Tarım arazileri yaklaşık 4,9 milyar hektarı veya dünyanın karasal alanının yüzde 38'ini kaplamakta. Tarımsal kullanım için arazilerin temizlenmesi veya ekim alanı, yem üretimi veya otlatma arazisi için dönüştürülmesinin, küresel arazi kullanımı değişikliğinin yaklaşık yüzde 80'ini oluşturduğu tahmin ediliyor. Bu muazzam arazi kullanımı göz önüne alındığında, doğa temelli çözümler, 2050’de 6.7 Gt karbondioksit eşdeğeri azaltma potansiyeline sahip. 21. yüzyılın en kritik alanlarından biri tarım sektörü olacak. Tarım sektöründe iklim modellemelerinin yenilenmesi, geleneksel olandan doğa temelli olana geçiş, dirençliliğin (resilience) sağlanması açısından önemli. Döngüsel bir ekonomi ve sürdürülebilirlik kapsamında tarım politikasının sürdürülebilir gıda sistemi oluşturacak şekle dönüştürülmesi, kimyasal pestisitler, gübreler ve antibiyotiklerin kullanımının ciddi oranda azaltılmasını zorunlu kılıyor. Organik tarımın arttırılması ve üretimden tedarike kadar çevresel ayak izi konusunda tüm taraflara bilgi sağlanması için dijital takip sistemi kurulması önemli. Ayrıca, tarım sektöründe verimlilikte ve ürün kalitesinde elde edilecek artış istihdam ve ekonomik büyüme gibi makro değişkenler üzerinde olumlu sonuçlara neden olacağı da göz ardı edilmemeli.

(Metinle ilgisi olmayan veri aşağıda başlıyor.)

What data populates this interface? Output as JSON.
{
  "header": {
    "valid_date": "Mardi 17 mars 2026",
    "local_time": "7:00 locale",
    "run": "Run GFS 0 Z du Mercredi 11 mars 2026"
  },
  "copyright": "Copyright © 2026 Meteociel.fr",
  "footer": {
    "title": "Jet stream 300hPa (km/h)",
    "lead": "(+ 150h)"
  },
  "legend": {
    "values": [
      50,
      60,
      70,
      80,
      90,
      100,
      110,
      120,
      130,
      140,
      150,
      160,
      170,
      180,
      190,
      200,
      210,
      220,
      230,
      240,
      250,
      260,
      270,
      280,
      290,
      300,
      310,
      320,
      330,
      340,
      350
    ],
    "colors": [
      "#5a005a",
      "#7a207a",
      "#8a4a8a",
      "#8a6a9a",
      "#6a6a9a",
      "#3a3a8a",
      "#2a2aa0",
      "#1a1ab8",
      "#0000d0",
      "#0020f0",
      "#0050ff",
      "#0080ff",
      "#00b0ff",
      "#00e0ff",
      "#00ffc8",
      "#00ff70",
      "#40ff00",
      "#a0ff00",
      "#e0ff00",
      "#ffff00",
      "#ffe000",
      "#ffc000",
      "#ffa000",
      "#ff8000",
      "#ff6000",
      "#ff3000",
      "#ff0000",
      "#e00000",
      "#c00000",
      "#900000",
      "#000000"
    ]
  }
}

Dünyadaki 510 milyon küçük toprak sahibi çiftçinin benimseyebileceği adaptasyon ve azaltma önlemlerinin belirlenmesi, iklimle ilgili tehlikeler karşısında geçim kaynaklarının korunması ve desteklenmesi için kritik öneme sahip ve küresel gıda güvenliğinin anahtarı konumunda. Küresel gıda talebinin 2050 yılına kadar yüzde 60 oranında artması bekleniyor ve küçük toprak sahibi çiftlikler dünya gıda üretiminin üçte birini karşılıyor. Bu arada, iklim değişikliği 1961'ten bu yana küresel olarak tarımsal verimlilikte yüzde 21'lik bir kayba yol açtı. Sıcaklıkların 2050 yılına kadar 2°C daha yükselebileceği bir dünyada, gerekli önlemler alınmazsa mahsul veriminde daha büyük düşüşler olabilir. Tarımsal üretim şeklini değiştirmek sürdürülebilirlik geçişinin merkezinde yer alıyor, ancak çiftçiler henüz yeni yöntem ve teknolojileri benimsemek için yeterli teşviklere sahip değiller. Emisyon izleme ve diğer eylemler, karbonsuzlaştırmayı kolaylaştırmak için yeni, yenilikçi çözümler gerektiriyor. Ayrıca, çiftçilerin operasyonlarını ölçeklendirme ve karlılıklarını sürdürme konusundaki zorlukların üstesinden gelmelerine yardımcı olmak çok önemli. Çiftçilerin geçim kaynaklarını korurken büyüyen bir gezegeni besleyen tarım için daha sürdürülebilir bir gelecek mümkün. Endüstri oyuncuları, politika yapıcılar ve yatırımcılar büyümeyi sağlarken geleceğe giden yolu da hep birlikte sürdürülebilir hale getirebilirler.